Ripple suppression is also excellent, with the +3.3V and +5V output peaking at 15mV and 20mV respectively. The +12V output peaks at 30mV which is well within the rated industry tolerance parameters. Fantastic results.

Efficiency (%)
174W
87.75
352W
92.35
525W
91.45
700W
89.24

Efficiency is excellent, peaking over 92 percent at 50 percent load. At full load this drops to just over 89 percent efficiency.

We take the issue of noise very seriously at KitGuru and this is why we have built a special home brew system as a reference point when we test noise levels of various components. Why do this? Well this means we can eliminate secondary noise pollution in the test room and concentrate on components we are testing. It also brings us slightly closer to industry standards, such as DIN 45635.

Today to test the power supply we have taken it into our acoustics room environment and have set our Digital Sound Level Noise Decibel Meter Style 2 one meter away from the unit. We have no other fans running so we can effectively measure just the noise from the unit itself.

As this can be a little confusing for people, here are various dBa ratings in with real world situations to help describe the various levels.

KitGuru noise guide
10dBA – Normal Breathing/Rustling Leaves
20-25dBA – Whisper
30dBA – High Quality Computer fan
40dBA – A Bubbling Brook, or a Refridgerator
50dBA – Normal Conversation
60dBA – Laughter
70dBA – Vacuum Cleaner or Hairdryer
80dBA – City Traffic or a Garbage Disposal
90dBA – Motorcycle or Lawnmower
100dBA – MP3 Player at maximum output
110dBA – Orchestra
120dBA – Front row rock concert/Jet Engine
130dBA – Threshold of Pain
140dBA – Military Jet takeoff/Gunshot (close range)
160dBA – Instant Perforation of eardrum

Noise (dBA)
174W
<28.0
352W
<28.0
525W
30.8
700W
32.5

This is an exceptionally quiet power supply, not registering on our equipment until around 450W load is demanded.
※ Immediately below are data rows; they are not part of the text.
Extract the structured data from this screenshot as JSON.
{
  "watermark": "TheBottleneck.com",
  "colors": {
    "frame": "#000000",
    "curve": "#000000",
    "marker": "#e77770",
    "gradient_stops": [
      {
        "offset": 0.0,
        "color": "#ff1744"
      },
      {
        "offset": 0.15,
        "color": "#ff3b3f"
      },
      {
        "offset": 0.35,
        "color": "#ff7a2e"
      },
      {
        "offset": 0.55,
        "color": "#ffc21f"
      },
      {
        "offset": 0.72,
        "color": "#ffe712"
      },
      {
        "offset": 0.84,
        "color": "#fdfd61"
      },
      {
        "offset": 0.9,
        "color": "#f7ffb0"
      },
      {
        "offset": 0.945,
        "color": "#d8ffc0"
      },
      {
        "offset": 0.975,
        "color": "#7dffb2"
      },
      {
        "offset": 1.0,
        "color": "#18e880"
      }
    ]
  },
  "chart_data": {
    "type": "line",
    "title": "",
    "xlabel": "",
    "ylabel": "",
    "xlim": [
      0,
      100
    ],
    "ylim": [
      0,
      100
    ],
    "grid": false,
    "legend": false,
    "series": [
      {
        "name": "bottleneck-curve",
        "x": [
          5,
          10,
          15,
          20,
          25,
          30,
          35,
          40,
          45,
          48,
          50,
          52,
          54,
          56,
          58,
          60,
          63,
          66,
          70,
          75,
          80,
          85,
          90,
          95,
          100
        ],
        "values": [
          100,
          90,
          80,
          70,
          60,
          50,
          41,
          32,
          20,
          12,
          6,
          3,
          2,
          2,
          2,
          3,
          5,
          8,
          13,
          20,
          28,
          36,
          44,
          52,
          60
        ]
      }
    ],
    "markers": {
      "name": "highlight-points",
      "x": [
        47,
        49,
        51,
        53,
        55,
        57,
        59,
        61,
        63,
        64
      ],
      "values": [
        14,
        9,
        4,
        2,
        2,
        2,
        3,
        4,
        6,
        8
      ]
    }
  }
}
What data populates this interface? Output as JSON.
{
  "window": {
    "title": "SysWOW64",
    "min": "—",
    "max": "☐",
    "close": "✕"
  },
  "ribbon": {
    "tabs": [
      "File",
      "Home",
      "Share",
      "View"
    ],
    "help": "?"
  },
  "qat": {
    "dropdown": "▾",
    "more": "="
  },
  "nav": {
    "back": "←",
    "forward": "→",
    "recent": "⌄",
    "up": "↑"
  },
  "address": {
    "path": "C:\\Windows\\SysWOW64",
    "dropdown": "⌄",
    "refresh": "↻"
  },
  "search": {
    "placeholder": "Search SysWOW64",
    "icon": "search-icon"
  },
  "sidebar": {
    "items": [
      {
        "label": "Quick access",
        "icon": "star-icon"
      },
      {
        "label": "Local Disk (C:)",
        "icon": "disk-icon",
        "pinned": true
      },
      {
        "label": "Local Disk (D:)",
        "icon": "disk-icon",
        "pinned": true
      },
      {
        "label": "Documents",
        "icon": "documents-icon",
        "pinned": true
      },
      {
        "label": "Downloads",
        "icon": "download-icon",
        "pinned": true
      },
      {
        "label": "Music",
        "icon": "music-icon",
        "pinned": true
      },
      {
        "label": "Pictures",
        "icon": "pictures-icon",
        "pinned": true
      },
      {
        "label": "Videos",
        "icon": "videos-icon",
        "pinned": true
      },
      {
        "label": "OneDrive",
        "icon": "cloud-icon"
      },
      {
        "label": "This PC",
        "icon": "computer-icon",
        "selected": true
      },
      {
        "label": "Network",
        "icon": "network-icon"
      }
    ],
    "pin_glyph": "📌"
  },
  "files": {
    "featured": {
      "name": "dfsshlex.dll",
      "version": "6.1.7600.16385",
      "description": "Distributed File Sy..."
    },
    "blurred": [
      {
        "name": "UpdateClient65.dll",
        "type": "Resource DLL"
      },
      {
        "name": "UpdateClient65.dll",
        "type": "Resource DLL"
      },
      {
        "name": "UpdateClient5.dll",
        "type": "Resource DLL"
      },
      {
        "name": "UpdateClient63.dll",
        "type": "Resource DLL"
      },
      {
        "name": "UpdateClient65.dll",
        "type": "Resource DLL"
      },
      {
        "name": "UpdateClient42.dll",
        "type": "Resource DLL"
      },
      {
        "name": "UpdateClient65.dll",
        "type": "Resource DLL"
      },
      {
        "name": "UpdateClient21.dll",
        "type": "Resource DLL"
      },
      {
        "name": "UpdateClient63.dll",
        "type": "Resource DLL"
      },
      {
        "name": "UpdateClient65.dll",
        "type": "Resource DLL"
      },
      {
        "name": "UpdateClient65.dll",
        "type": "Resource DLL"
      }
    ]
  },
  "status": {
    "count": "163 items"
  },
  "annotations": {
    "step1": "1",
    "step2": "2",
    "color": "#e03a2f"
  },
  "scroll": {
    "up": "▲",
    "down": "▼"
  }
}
Even at full load it is barely audible which will prove popular with the demanding enthusiast audience.

Temperature (c)
Intake
Exhaust
174W
36
39
352W
38
44
525W
42
51
700W
47
57

The internal temperatures are maintained well, rising to a maximum 10c above ambient at full load in our test environment.

Maximum load
Efficiency
844W
86.1%

We measured the efficiency beyond the rated limits of the supply and recorded 86.1% at 834W. Its not a real world everyday rating, but interesting regardless.